During the three weeks of the runoff, the Whitehead campaign did next to nothing, sitting in Augusta and eschewing any temptation to spend money on mailings or television spots, or effort on walking from door to door. The only action taken was a small number of appearances by the candidate — and in one of these, he exercised his main weakness: his penchant for sometimes speaking first and thinking later. In this case, he said in essence that the election would determine whether Augusta or Athens was the city that mattered in the 10th CD — and true to his word, the campaign completely wrote the western end of the district off for the duration of the run-up to the election.
Paul Broun did not. He worked in Athens, telling the people there that Jim Whitehead, if elected, would ignore them (a fact borne out by Whitehead’s treatment of the town during the campaign); he worked in Augusta; and he worked in between. The airwaves, newspapers, and people’s mail boxes were flooded with the message and likeness of Paul Broun, while Jim Whitehead simply let his opponent have the initiative — and it came back to bite him, hard.
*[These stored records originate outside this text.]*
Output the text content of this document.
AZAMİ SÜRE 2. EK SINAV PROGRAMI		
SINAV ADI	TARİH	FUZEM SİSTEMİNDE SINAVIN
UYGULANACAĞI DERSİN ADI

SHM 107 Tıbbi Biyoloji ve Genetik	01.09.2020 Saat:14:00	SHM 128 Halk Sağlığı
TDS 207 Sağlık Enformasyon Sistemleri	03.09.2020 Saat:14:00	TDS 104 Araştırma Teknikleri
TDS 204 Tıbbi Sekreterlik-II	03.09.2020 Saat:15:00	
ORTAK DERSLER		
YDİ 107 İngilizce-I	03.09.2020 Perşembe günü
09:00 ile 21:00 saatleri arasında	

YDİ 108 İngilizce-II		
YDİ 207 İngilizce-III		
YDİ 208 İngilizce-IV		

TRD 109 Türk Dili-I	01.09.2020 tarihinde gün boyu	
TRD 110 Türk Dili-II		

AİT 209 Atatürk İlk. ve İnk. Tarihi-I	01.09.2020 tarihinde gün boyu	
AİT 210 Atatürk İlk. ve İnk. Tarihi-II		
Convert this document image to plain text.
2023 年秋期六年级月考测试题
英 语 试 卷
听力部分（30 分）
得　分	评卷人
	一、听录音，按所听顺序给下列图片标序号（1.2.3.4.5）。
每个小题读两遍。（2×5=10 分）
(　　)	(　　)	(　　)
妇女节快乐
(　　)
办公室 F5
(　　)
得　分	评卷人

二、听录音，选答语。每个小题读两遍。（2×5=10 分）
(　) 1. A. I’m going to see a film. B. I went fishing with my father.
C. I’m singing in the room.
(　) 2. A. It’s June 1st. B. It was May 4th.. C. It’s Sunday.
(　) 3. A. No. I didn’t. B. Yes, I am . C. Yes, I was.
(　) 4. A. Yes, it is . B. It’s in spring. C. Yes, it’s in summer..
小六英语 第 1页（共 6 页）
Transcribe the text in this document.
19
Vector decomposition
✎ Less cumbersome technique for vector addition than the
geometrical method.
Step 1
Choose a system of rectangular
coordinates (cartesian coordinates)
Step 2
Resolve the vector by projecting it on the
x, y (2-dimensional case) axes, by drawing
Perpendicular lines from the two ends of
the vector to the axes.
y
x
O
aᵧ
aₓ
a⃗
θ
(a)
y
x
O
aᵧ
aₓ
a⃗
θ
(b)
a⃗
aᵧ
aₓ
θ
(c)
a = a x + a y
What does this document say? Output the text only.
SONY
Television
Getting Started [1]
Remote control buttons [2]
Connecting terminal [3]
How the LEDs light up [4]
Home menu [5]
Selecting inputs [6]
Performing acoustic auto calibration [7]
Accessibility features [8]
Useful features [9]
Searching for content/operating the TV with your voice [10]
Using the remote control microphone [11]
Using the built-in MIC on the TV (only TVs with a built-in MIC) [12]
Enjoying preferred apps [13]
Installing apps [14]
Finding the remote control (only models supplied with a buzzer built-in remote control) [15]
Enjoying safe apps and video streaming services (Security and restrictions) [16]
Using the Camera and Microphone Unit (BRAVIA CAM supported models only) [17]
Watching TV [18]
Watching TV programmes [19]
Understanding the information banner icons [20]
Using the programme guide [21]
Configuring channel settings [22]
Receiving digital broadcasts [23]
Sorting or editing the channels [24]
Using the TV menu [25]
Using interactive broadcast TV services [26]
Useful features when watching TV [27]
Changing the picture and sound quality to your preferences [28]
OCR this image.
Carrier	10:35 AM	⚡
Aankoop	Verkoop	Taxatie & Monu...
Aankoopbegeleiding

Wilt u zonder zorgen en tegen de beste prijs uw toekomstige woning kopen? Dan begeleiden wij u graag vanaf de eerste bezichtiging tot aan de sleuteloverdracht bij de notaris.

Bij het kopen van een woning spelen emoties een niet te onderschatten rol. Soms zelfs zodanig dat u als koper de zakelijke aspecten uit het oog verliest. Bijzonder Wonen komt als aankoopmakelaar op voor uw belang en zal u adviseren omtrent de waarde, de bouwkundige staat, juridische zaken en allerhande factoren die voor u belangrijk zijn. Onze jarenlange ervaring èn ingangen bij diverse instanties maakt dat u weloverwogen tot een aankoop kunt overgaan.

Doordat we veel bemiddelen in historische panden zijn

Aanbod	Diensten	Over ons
Regardless of the election’s outcome, Georgia’s 10th CD — and Congress — would have gained another conservative Republican. With Paul Broun’s victory, the GOP has gained aself-described “strict constitutionalist” who is committed to “restor[ing] government according to the Constitution as our Founders intended.” Broun has said that he, like Rep. Ron Paul (R-Tex.), will “always carry a pocket Constitution” on his person while in Congress, and will “apply a four-way test to all legislation” (in essence, is each piece of legislation constitutional, moral, needed, and affordable?)
Broun is a proponent of private property rights, an opponent of illegal immigration, and a supporter of the Fair Tax, or national sales tax (as well as the abolition of the IRS.) He is a member of the National Rifle Association and president of the local affiliate, the Georgia Sport Shooting Association. Further, he is pro-religious freedom, and is very outspoken against “the ACLU and Activist Federal Judges,” who he says are “destroying America’s heritage of religious freedom and religious expression.”
He came from behind to make a runoff for Rep. Norwood’s open seat. He came from behind to win that runoff, and to make it to the US House of Representatives. All pride and petty quibbles aside, Georgia Republicans have to feel good about having a staunch conservative with that kind of work ethic representing them in Congress for many years to come.